Não há dúvida nenhuma de que os Talking Heads mais avançados, totalmente africanizados, com os dois pés bem à frente dos skas e dos two-tones, ficariam orgulhosos da percussão de congas que dá um gingar tão característico a World Music e que caem tão bem na languidez emancipadora das duas vocalistas, que se expressam como se pertencessem aos B52s (uma ideia que se pode resumir em Run to Your Mama). Mas nem só de tambores monotónicos se faz o disco dos Goat – a guitarra, entre a desenvoltura fria e rítmica do tropicalismo e o calor do rock mais psicossomático, está para o baixo e a sua riffaria sabbathiana como os pés para as pernas. E é consensual que são precisas ambas as partes da anatomia para corresponder ao grito de dança que surge constantemente ao longo do álbum e que encontra como excepção uma mais solene Goatlord e outra mais expansiva Det Som Aldrig Förändras/Diarabi.
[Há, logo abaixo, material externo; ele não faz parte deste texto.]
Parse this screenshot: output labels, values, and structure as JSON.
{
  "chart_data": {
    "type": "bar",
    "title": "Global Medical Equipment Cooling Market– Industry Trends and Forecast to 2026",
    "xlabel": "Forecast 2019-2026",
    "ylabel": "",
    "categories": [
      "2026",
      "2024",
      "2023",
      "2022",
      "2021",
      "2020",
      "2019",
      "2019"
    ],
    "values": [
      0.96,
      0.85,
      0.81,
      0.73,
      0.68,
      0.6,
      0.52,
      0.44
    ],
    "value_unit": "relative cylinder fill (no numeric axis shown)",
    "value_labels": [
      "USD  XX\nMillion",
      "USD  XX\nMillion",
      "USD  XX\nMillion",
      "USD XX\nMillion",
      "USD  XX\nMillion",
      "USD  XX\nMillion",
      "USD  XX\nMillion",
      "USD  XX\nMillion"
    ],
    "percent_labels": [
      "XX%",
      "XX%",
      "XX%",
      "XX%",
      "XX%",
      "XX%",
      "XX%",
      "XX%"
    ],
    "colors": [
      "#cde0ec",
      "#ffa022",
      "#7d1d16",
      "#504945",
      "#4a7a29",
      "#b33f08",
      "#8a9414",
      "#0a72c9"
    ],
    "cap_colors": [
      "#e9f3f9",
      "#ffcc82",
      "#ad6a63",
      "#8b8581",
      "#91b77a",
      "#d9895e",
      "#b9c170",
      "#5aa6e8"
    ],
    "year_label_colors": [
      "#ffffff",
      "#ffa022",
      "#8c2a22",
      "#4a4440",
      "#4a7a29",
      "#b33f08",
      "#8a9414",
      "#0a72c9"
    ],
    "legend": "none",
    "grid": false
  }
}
Música esta que, ainda assim, não é menos dada à santidade do sacrilégio da carne do que as demais faixas do alinhamento e onde as duas facetas da guitarra se encontram em união perfeita.

O que faz de Goat uma proposta interessante, aliás, preponderante, não é, certamente, o facto de serem obscuros, nem tampouco incrivelmente inovadores. Os Goat são uma mistura do que resultou melhor no rock e no punk ao longo das últimas décadas, e encontram nesse ponto de equilíbrio uma alegria contagiante. World Music é um título tão enganador quanto esclarecedor do álbum. Os Goat podem vir de sítios que não conhecem a luz do sul mais do que seis meses do ano, mas certamente que conhecem o significado de adorar o astro que nos aquece os corpos, como, de resto, acontece em todos os lugares conhecidos. Ou não fossem eles igualmente eficazes a fazê-lo.